Da die Bush-Regierung die militärische Eliminierung der Palästinensischen Autonomiebehörde samt Abschiebung der Palästinenser in die arabischen Nachbarstaaten immer noch nicht zulässt, setzte Scharon das Palästinenser-Ghetto in und um Gaza durch. Dieses Zugeständnis haben die USA verlangt, die zwar weiterhin strikt parteilich für Israel sind, aber den anti-palästinensischen Kampf Israels nicht mehr mit "Kampf gegen den Terror" gleichsetzen und bedingungslos unterstützen. Bush will nun auch den neuen Palästinenser-Präsidenten Abbas für seinen "Krieg gegen den Terrorismus" benutzen und gibt ihm die großartige Chance, sich in diesem Kampf praktisch zu bewähren, indem er innerhalb seines Kommandobereichs mit "terroristischen Bestrebungen" aufräumt – woran er dann ständig seine Zuverlässigkeit unter Beweis stellen muss. Die USA haben deswegen Israel aufgetragen, durch den Rückzug aus 365 idyllisch am Mittelmeer gelegenen Quadratkilometern Sand und Dünen die "Vision eines palästinensischen Staates" irgendwie am Leben zu erhalten. Das widerspricht zwar dem zionistischen Staatsgründungsprogramm Israels und behindert seinen Willen, Palästinensergebiete zur Wiederherstellung von Erez Israel in seinen alttestamentlichen Grenzen zu annektieren. Aber Scharon, der sich seinem Schutzherrn weder verweigern kann noch will, weiß, welche Vorteile in diesem Zugeständnis enthalten sind und wie er sie für seine Sache einsetzen wird.

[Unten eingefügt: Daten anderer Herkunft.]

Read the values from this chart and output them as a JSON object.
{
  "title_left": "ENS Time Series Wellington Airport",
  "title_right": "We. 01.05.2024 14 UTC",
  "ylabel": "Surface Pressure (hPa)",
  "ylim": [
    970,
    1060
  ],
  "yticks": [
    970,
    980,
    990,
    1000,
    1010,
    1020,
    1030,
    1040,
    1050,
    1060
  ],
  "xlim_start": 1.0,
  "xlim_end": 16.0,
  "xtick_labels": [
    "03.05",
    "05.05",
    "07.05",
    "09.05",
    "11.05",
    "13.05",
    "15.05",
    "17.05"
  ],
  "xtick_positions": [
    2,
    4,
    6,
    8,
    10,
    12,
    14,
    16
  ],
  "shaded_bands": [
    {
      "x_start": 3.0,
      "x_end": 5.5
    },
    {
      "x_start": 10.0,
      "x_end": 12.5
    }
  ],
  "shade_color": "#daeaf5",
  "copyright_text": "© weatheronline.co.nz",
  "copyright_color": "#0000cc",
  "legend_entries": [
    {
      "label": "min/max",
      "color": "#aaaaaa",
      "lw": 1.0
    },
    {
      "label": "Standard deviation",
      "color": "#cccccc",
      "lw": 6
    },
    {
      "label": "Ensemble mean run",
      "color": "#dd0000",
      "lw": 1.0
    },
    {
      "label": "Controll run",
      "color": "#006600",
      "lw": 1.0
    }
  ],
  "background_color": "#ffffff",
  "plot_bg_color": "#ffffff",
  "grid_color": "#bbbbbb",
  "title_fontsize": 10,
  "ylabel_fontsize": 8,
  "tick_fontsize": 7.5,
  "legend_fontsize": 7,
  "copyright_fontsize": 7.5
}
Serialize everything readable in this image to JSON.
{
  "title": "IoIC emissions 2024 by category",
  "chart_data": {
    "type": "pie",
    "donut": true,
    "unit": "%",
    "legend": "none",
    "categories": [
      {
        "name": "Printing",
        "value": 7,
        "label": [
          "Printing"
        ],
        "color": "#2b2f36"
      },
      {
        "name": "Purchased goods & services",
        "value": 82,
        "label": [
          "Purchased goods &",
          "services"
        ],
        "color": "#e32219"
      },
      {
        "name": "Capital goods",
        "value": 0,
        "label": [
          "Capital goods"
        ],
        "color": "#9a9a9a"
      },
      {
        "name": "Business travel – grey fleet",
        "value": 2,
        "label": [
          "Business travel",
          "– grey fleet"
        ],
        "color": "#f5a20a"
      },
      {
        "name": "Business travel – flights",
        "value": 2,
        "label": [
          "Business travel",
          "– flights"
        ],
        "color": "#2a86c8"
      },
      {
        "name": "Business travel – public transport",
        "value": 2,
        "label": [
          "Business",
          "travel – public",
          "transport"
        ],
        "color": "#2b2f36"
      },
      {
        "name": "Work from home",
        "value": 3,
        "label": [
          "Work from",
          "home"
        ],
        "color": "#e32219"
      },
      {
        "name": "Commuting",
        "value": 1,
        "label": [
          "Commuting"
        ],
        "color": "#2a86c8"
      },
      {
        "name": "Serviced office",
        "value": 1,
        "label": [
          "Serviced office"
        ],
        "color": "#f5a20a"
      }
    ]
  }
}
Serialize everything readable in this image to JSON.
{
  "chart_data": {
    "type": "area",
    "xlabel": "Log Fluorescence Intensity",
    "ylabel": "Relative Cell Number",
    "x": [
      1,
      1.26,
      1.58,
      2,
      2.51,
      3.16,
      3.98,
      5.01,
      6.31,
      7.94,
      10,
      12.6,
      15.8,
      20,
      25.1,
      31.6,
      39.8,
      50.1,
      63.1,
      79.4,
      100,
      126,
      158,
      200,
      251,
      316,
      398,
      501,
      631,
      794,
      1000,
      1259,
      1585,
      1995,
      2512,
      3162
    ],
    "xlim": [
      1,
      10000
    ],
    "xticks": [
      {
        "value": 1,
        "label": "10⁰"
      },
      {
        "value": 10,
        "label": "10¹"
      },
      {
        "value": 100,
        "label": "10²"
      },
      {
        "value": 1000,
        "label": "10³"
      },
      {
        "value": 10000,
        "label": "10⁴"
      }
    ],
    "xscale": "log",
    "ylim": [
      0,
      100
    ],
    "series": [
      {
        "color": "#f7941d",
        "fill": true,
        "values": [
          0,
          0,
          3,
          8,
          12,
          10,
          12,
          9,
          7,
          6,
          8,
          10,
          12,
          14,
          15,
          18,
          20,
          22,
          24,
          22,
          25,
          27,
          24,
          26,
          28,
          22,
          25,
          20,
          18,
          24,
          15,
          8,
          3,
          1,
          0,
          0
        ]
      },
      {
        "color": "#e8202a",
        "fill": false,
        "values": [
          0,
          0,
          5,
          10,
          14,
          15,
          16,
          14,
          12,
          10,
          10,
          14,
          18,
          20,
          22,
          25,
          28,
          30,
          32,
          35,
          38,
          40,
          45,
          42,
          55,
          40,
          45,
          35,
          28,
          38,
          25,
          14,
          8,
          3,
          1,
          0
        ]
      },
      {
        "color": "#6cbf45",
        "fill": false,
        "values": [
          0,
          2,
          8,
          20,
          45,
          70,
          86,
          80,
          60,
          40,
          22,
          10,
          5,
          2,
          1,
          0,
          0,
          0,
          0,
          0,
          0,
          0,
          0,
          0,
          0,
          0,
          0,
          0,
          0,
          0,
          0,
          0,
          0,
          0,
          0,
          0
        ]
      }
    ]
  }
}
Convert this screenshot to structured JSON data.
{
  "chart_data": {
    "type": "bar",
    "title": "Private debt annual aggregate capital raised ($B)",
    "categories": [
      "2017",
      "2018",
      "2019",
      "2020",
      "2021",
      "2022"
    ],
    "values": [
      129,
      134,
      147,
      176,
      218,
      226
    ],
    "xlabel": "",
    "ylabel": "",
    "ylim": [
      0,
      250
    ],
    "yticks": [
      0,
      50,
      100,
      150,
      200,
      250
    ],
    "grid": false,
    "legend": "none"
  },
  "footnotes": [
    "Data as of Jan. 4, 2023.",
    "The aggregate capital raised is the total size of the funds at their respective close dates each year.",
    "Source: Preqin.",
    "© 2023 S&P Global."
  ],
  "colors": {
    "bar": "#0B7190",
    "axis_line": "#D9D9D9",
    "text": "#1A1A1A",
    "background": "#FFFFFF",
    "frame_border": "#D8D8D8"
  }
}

Für Palästina wesentliche Staatsgründungs-Fragen – Grenzen, Rückkehr der Flüchtlinge und palästinensische Hoheitsrechte – sind damit vorentschieden, und zwar zugunsten Israels. Die USA gestehen Israel nämlich als Lohn für die freiwillige Räumung eines Stücks eroberten Gebietes ein wesentlich größeres Territorium zu, als in den einschlägigen UNO-Resolutionen beschlossen:

"Im Lichte der neuen Realitäten im Lande, insbesondere bereits existierender großer Zentren mit israelischer Bevölkerung, ist es unrealistisch zu erwarten, dass sich bei den Endstatus-Verhandlungen eine vollständige Rückkehr zu den Waffenstillstandslinien von 1949 ergeben wird... Es ist realistisch anzunehmen, dass ein Endstatus-Vertrag nur auf Basis beidseitig akzeptierter Veränderungen, die die Realitäten berücksichtigen, erreicht werden kann." (Bush in einem Brief an Scharon)

Die USA akzeptieren damit den Fortbestand der großen israelischen Siedlungsblöcke im Westjordanland mit der Einschränkung, dass Israel sie nicht ausweitet. Die von Israel seit 1967 geschaffenen Fakten werden damit von der Weltaufsichtsmacht ratifiziert. Bush segnet auch die zum großen Teil auf palästinensischem Boden errichtete Mauer als eine "Sicherheits-Grenze" zum "Schutz der jüdischen Bevölkerung" ab.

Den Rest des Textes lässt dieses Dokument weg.